Lancé comme ça, la prémisse de Guy X, le second long métrage de l’Écossais Saul Metzstein (Late Night Shopping) a de la graine des classiques de guerre absurde – Catch 22, M*a*s*h*, Slaughterhouse Five ou Johnny Got His Gun. Même la tête semi-afro de Jasons Biggs (celui qui ensemençait des desserts dans American Pie) semble emprunter le look magnum de l’inimitable Elliot Gould, tête forte qui oeuvra dans de nombreux bataillons retors.

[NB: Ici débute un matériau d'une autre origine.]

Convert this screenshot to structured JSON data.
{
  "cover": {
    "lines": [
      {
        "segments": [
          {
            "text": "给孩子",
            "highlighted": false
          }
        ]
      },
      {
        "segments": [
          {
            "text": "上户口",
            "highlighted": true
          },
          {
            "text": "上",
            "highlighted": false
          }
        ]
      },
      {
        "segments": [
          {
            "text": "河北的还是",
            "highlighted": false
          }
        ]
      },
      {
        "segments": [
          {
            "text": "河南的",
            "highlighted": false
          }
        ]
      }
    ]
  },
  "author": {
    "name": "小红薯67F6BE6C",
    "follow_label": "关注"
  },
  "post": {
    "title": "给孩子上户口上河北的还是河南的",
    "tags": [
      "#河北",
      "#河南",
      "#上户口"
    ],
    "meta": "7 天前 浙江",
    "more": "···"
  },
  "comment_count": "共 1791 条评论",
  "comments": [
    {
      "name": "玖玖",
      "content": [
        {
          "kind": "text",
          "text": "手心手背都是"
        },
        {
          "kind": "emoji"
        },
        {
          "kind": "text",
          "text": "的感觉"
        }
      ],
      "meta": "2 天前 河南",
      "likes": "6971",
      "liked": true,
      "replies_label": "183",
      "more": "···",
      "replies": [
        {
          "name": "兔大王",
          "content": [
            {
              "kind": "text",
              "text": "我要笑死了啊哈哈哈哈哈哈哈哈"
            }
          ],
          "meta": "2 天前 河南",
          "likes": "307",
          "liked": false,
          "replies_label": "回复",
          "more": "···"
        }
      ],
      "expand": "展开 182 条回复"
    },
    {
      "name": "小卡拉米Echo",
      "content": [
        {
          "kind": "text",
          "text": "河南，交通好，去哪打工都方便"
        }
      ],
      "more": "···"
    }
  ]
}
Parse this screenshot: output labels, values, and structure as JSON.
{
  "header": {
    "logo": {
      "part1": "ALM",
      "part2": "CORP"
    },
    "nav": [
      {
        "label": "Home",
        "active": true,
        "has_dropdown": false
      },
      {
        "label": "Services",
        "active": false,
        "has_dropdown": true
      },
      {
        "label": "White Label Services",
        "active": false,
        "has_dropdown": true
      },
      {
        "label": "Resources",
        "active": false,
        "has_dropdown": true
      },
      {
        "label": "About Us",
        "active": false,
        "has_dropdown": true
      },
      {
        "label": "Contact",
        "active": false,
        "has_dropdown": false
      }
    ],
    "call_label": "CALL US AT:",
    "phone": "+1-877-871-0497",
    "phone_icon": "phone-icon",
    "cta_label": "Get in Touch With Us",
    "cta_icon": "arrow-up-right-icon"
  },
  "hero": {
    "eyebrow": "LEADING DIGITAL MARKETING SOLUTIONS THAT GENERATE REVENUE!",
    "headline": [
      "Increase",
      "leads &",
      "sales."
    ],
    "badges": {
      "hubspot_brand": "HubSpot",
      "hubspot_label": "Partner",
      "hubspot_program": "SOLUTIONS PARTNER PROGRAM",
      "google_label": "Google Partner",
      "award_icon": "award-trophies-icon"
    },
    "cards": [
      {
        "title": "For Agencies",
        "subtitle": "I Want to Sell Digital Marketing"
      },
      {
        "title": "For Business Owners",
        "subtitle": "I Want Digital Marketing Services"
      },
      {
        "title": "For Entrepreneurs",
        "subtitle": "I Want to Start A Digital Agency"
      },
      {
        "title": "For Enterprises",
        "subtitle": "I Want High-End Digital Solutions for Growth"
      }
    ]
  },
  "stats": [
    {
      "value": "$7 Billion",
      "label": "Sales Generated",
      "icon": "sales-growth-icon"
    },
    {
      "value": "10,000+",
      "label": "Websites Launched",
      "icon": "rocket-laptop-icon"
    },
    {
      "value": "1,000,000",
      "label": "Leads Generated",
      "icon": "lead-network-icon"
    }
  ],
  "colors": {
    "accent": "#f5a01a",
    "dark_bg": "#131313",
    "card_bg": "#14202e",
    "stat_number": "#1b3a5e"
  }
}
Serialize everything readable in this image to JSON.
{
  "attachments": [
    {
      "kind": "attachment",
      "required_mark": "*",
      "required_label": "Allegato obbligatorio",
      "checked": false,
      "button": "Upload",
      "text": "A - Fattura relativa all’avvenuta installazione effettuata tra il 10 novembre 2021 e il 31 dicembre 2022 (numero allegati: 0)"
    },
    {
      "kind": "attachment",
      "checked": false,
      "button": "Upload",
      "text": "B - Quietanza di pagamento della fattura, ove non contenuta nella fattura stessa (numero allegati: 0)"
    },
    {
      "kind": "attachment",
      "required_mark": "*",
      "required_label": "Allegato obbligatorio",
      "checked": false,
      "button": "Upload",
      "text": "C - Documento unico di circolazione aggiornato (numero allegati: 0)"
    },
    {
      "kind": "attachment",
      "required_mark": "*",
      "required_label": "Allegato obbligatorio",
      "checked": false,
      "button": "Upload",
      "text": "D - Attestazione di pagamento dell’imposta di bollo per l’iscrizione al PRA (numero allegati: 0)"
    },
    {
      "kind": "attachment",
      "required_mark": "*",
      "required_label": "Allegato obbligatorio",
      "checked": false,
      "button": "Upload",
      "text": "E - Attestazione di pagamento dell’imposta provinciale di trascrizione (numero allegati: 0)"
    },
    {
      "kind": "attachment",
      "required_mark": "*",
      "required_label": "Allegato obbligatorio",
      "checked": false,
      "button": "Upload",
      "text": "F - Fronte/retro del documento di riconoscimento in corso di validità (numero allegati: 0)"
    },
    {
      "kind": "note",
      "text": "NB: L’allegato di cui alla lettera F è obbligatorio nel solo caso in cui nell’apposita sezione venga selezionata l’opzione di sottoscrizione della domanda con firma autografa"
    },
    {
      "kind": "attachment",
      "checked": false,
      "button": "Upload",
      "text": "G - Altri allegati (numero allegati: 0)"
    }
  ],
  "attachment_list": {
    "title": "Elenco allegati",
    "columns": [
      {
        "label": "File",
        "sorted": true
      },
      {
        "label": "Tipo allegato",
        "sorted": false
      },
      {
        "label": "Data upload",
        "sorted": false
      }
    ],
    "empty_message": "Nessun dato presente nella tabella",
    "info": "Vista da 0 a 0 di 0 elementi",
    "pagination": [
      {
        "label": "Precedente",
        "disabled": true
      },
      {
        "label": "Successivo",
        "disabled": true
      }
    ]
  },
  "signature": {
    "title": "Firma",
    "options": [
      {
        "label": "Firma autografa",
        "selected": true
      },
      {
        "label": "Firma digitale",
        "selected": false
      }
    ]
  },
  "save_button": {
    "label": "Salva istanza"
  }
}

Comment alors l’opération Guy X échoue-t-elle à se distinguer de ses prédécesseurs ? Une pénurie d’urgence et d’attitude, mamelles du pamphlet antimilitaire, a tôt fait de miner le moral des troupes.
En situant son récit à une époque révolue (1979) et un contexte où l’alarme sonnait ailleurs, les démêlés de Martin Pederson/Rudy Spruance devaient incidemment forcer la note comique pour arrimer un maximum de spectateurs sans les perdre dans le décor de la fin de la Guerre froide. Ce qui n’est plus drôle une fois dépassé l’absurdité de la situation initiale, au grand dam de la distribution, qui s’était pourtant passé le mot pour jouer avec aplomb. Jeremy Northam, suave bête de vers shakespeariens, est méconnaissable dans le rôle d’un caporal mi-saoûl, mi-fou ; Michael Ironside est ressuscité d’entre les morts pour nous faire regretter de l’avoir bafoué dans tellement de films conçus pour les clubs vidéos, et Jason Biggs s’ouvre à des champs tragicomiques plus convaincants que dans Anything Else. Son cas a nécessité un certain effort d’imagination de la part du cinéaste.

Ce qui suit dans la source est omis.